The accelerated Innovation Delivery Initiative, or AID-I, is a joint USAID and State Department $70 million initiative aiming to ensure that smallholder farmers in key food production areas of the Great Lakes Region have the information and innovation they need in order to offset the increase of food, fuel and fertilizer prices brought on by Russia’s unprovoked invasion of Ukraine. 

Resource-poor smallholder farmers lack detailed information on available interventions for their fields and crops, and continue having low yields. This situation is made worse by the increasing prices of fuel and fertilizer.

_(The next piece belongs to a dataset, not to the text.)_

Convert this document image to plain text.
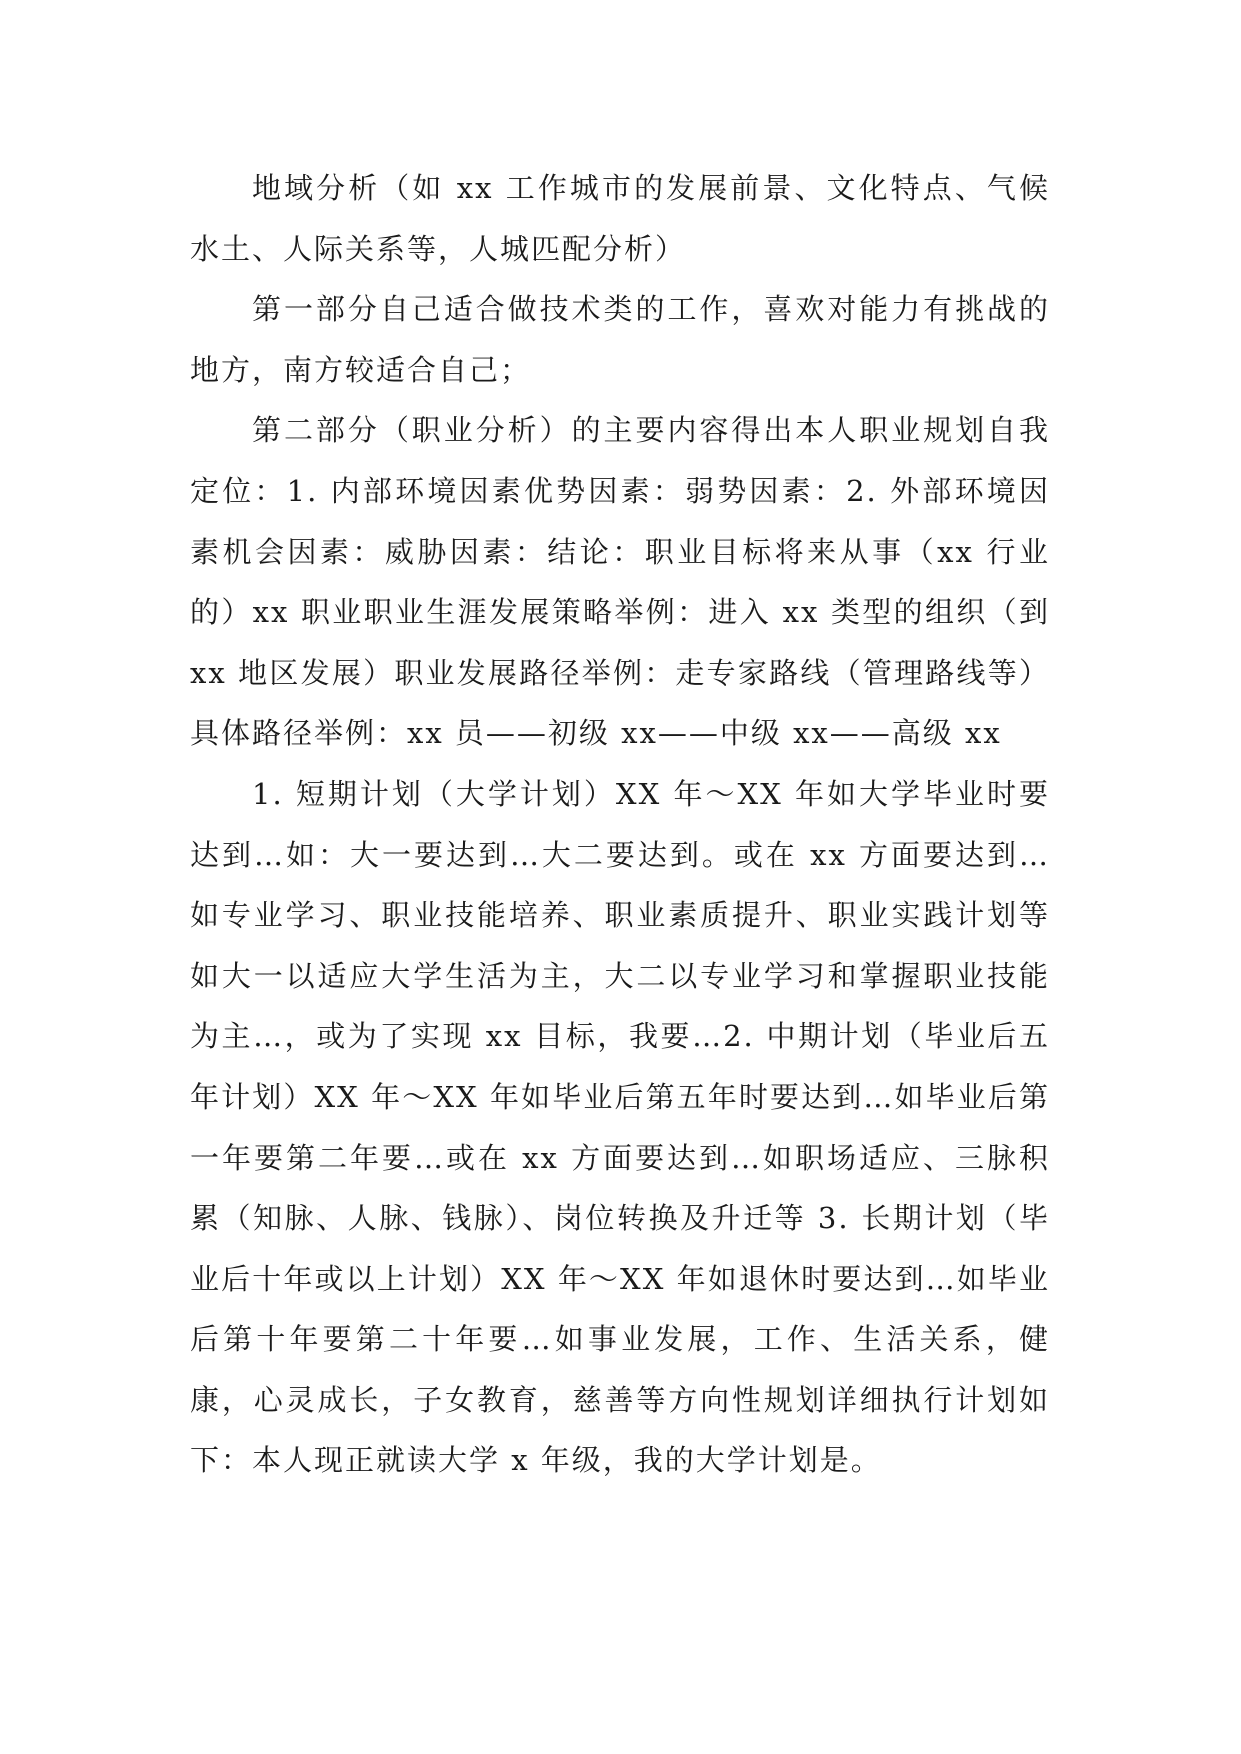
地域分析（如 xx 工作城市的发展前景、文化特点、气候水土、人际关系等，人城匹配分析）

第一部分自己适合做技术类的工作，喜欢对能力有挑战的地方，南方较适合自己；

第二部分（职业分析）的主要内容得出本人职业规划自我定位：1. 内部环境因素优势因素：弱势因素：2. 外部环境因素机会因素：威胁因素：结论：职业目标将来从事（xx 行业的）xx 职业职业生涯发展策略举例：进入 xx 类型的组织（到 xx 地区发展）职业发展路径举例：走专家路线（管理路线等）具体路径举例：xx 员——初级 xx——中级 xx——高级 xx

1. 短期计划（大学计划）XX 年～XX 年如大学毕业时要达到…如：大一要达到…大二要达到。或在 xx 方面要达到…如专业学习、职业技能培养、职业素质提升、职业实践计划等如大一以适应大学生活为主，大二以专业学习和掌握职业技能为主…，或为了实现 xx 目标，我要…2. 中期计划（毕业后五年计划）XX 年～XX 年如毕业后第五年时要达到…如毕业后第一年要第二年要…或在 xx 方面要达到…如职场适应、三脉积累（知脉、人脉、钱脉）、岗位转换及升迁等 3. 长期计划（毕业后十年或以上计划）XX 年～XX 年如退休时要达到…如毕业后第十年要第二十年要…如事业发展，工作、生活关系，健康，心灵成长，子女教育，慈善等方向性规划详细执行计划如下：本人现正就读大学 x 年级，我的大学计划是。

Women producers face even greater challenges accessing fertilizer, seed, financing and advisory services. 

Russia’s unprovoked invasion of Ukraine has dramatically increased food and fertilizer prices. This negative trend impacts poor rural communities much more than others, particularly in Sub-Saharan Africa. Through AID-I, a series of strategic rapid-impact interventions, deployed over 6 to 24 months, will focus on critical food production systems that support agricultural populations of over 300 million people in Sub-Saharan Africa. The initiative’s activities will potentially focus on regions in Zambia, Tanzania, Malawi, Uganda, Rwanda, Burundi, Kenya and the Democratic Republic of Congo. The overall budget is $70 million for Sub-Saharan Africa, $20 million of which is reserved for the Great Lakes Region.